Lake Township is a civil township of Roscommon County in the U.S. state of Michigan. The population was 1,119 at the 2020 census.

==Communities==
- Houghton Lake is a census-designated place at 44°18′53″N 84°45′53″W along the southwest side of Houghton Lake. The CDP also extends into Roscommon Township and Denton Township.
- Houghton Point is an unincorporated community within the township at . Houghton Point was settled along the northern shores of Houghton Lake in 1945. A post office opened on November 1, 1949 but is no longer in operation.
- Meads Landing is an unincorporated community in the northern portion of the township along the Muskegon River at .
- Michelson is an unincorporated community in the western portion of the township along the Dead Stream Flooding at . Michelson began as a railway station in 1904 along the Grand Rapids and Indiana Railroad. The community formed around a shingle mill and sawmill. A post office opened on June 1, 1909 but is no longer in operation.
- Nellsville is an unincorporated community on the southern border of the township at . The community is centered along M-55, which forms the boundary with Roscommon Township, and is just west of U.S. Route 127. The community was founded in 1906 and named after Roscommon Township supervisor Edward Nelson. A post office operated in Nellsville from August 20, 1906 until 1927.

==Geography==
According to the U.S. Census Bureau, the township has a total area of 35.41 sqmi, of which 23.06 sqmi is land and 12.35 sqmi (34.88%) is water.

The township surrounds the northwestern portion of Houghton Lake, and the western section of the township contains the Houghton Lake Flats Flooding State Wildlife Management Area and a portion of the Dead Stream Flooding State Wildlife Management Area. A small portion of the Houghton Lake community extends into Lake Township. The Houghton Lake 48629 ZIP Code serves the majority of the township, except a very small portion of the western edge served by the Merritt 49667 ZIP Code.

==Demographics==
As of the census of 2000, there were 1,351 people, 671 households, and 436 families residing in the township. The population density was 56.8 PD/sqmi. There were 1,669 housing units at an average density of 70.1 /sqmi. The racial makeup of the township was 98.00% White, 0.30% African American, 0.81% Native American, 0.22% Asian, 0.07% from other races, and 0.59% from two or more races. Hispanic or Latino of any race were 0.52% of the population.

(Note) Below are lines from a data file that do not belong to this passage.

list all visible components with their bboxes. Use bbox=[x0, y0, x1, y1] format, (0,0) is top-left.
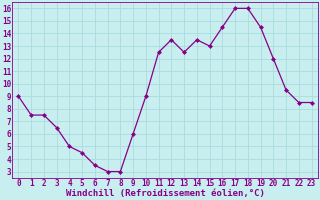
X-axis label: Windchill (Refroidissement éolien,°C): Windchill (Refroidissement éolien,°C) bbox=[66, 189, 264, 198]
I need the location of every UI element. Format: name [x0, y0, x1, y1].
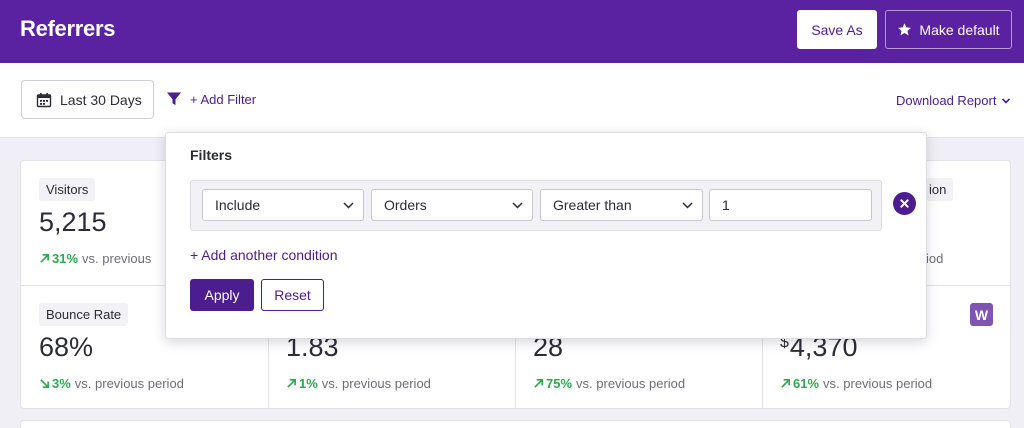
add-filter-label: + Add Filter	[190, 91, 257, 107]
visitors-card-label: Visitors	[39, 178, 96, 201]
add-filter-button[interactable]: + Add Filter	[166, 91, 256, 107]
arrow-up-right-icon	[287, 379, 296, 388]
column-divider	[515, 285, 516, 409]
filter-panel: Filters Include Orders Greater than + Ad…	[165, 132, 927, 339]
trend-percent-value: 31%	[52, 251, 79, 266]
arrow-up-right-icon	[534, 379, 543, 388]
chevron-down-icon	[682, 202, 693, 209]
bounce-rate-card-label: Bounce Rate	[39, 303, 129, 326]
trend-percent-value: 75%	[546, 376, 573, 391]
currency-symbol: $	[780, 334, 789, 351]
field-select[interactable]: Orders	[371, 189, 533, 221]
date-range-label: Last 30 Days	[60, 91, 142, 108]
make-default-label: Make default	[919, 21, 1000, 38]
trend-comparison: iod	[926, 251, 944, 266]
trend-comparison: vs. previous period	[576, 376, 686, 391]
trend-percent: 31%	[39, 251, 78, 266]
toolbar: Last 30 Days + Add Filter Download Repor…	[0, 63, 1024, 138]
trend-comparison: vs. previous period	[823, 376, 933, 391]
trend-comparison: vs. previous	[82, 251, 152, 266]
operator-select-value: Greater than	[553, 197, 632, 213]
download-report-button[interactable]: Download Report	[896, 93, 1011, 108]
date-range-button[interactable]: Last 30 Days	[21, 80, 154, 119]
metric-card-label: ion	[926, 178, 954, 201]
trend-percent: 3%	[39, 376, 71, 391]
visitors-card-value: 5,215	[39, 207, 107, 237]
save-as-button[interactable]: Save As	[797, 10, 877, 49]
visitors-card-trend: 31% vs. previous	[39, 251, 151, 266]
metric-card-trend: 1% vs. previous period	[286, 376, 431, 391]
apply-button[interactable]: Apply	[190, 279, 254, 311]
close-icon	[900, 199, 909, 208]
revenue-card-trend: 61% vs. previous period	[780, 376, 932, 391]
trend-percent: 1%	[286, 376, 318, 391]
filter-value-input[interactable]	[709, 189, 872, 221]
woocommerce-badge-icon: W	[970, 303, 993, 326]
trend-comparison: vs. previous period	[321, 376, 431, 391]
remove-condition-button[interactable]	[893, 192, 916, 215]
column-divider	[762, 285, 763, 409]
arrow-up-right-icon	[40, 254, 49, 263]
star-icon	[898, 23, 912, 36]
calendar-icon	[36, 92, 52, 107]
trend-percent-value: 1%	[299, 376, 318, 391]
bounce-rate-card-trend: 3% vs. previous period	[39, 376, 184, 391]
operator-select[interactable]: Greater than	[540, 189, 703, 221]
arrow-up-right-icon	[781, 379, 790, 388]
column-divider	[268, 285, 269, 409]
reset-button[interactable]: Reset	[261, 279, 324, 311]
chevron-down-icon	[512, 202, 523, 209]
include-select[interactable]: Include	[202, 189, 364, 221]
filter-condition-row: Include Orders Greater than	[190, 180, 882, 231]
metric-card-trend: 75% vs. previous period	[533, 376, 685, 391]
trend-comparison: vs. previous period	[74, 376, 184, 391]
chevron-down-icon	[343, 202, 354, 209]
trend-percent-value: 61%	[793, 376, 820, 391]
header-bar: Referrers Save As Make default	[0, 0, 1024, 63]
funnel-icon	[167, 92, 181, 105]
filter-panel-title: Filters	[190, 147, 233, 163]
arrow-down-right-icon	[40, 379, 49, 388]
page-title: Referrers	[20, 16, 116, 41]
download-report-label: Download Report	[896, 93, 997, 108]
include-select-value: Include	[215, 197, 261, 213]
field-select-value: Orders	[384, 197, 427, 213]
trend-percent: 61%	[780, 376, 819, 391]
bounce-rate-card-value: 68%	[39, 332, 94, 362]
make-default-button[interactable]: Make default	[885, 10, 1012, 49]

There were 671 households, out of which 12.4% had children under the age of 18 living with them, 56.9% were married couples living together, 5.8% had a female householder with no husband present, and 34.9% were non-families. 30.7% of all households were made up of individuals, and 16.5% had someone living alone who was 65 years of age or older. The average household size was 2.00 and the average family size was 2.41.

In the township the population was spread out, with 12.1% under the age of 18, 4.8% from 18 to 24, 16.4% from 25 to 44, 36.3% from 45 to 64, and 30.4% who were 65 years of age or older. The median age was 56 years. For every 100 females, there were 94.9 males. For every 100 females age 18 and over, there were 92.5 males.

The median income for a household in the township was $29,242, and the median income for a family was $34,821. Males had a median income of $31,125 versus $18,523 for females. The per capita income for the township was $20,793. About 9.7% of families and 14.3% of the population were below the poverty line, including 20.0% of those under age 18 and 7.5% of those age 65 or over.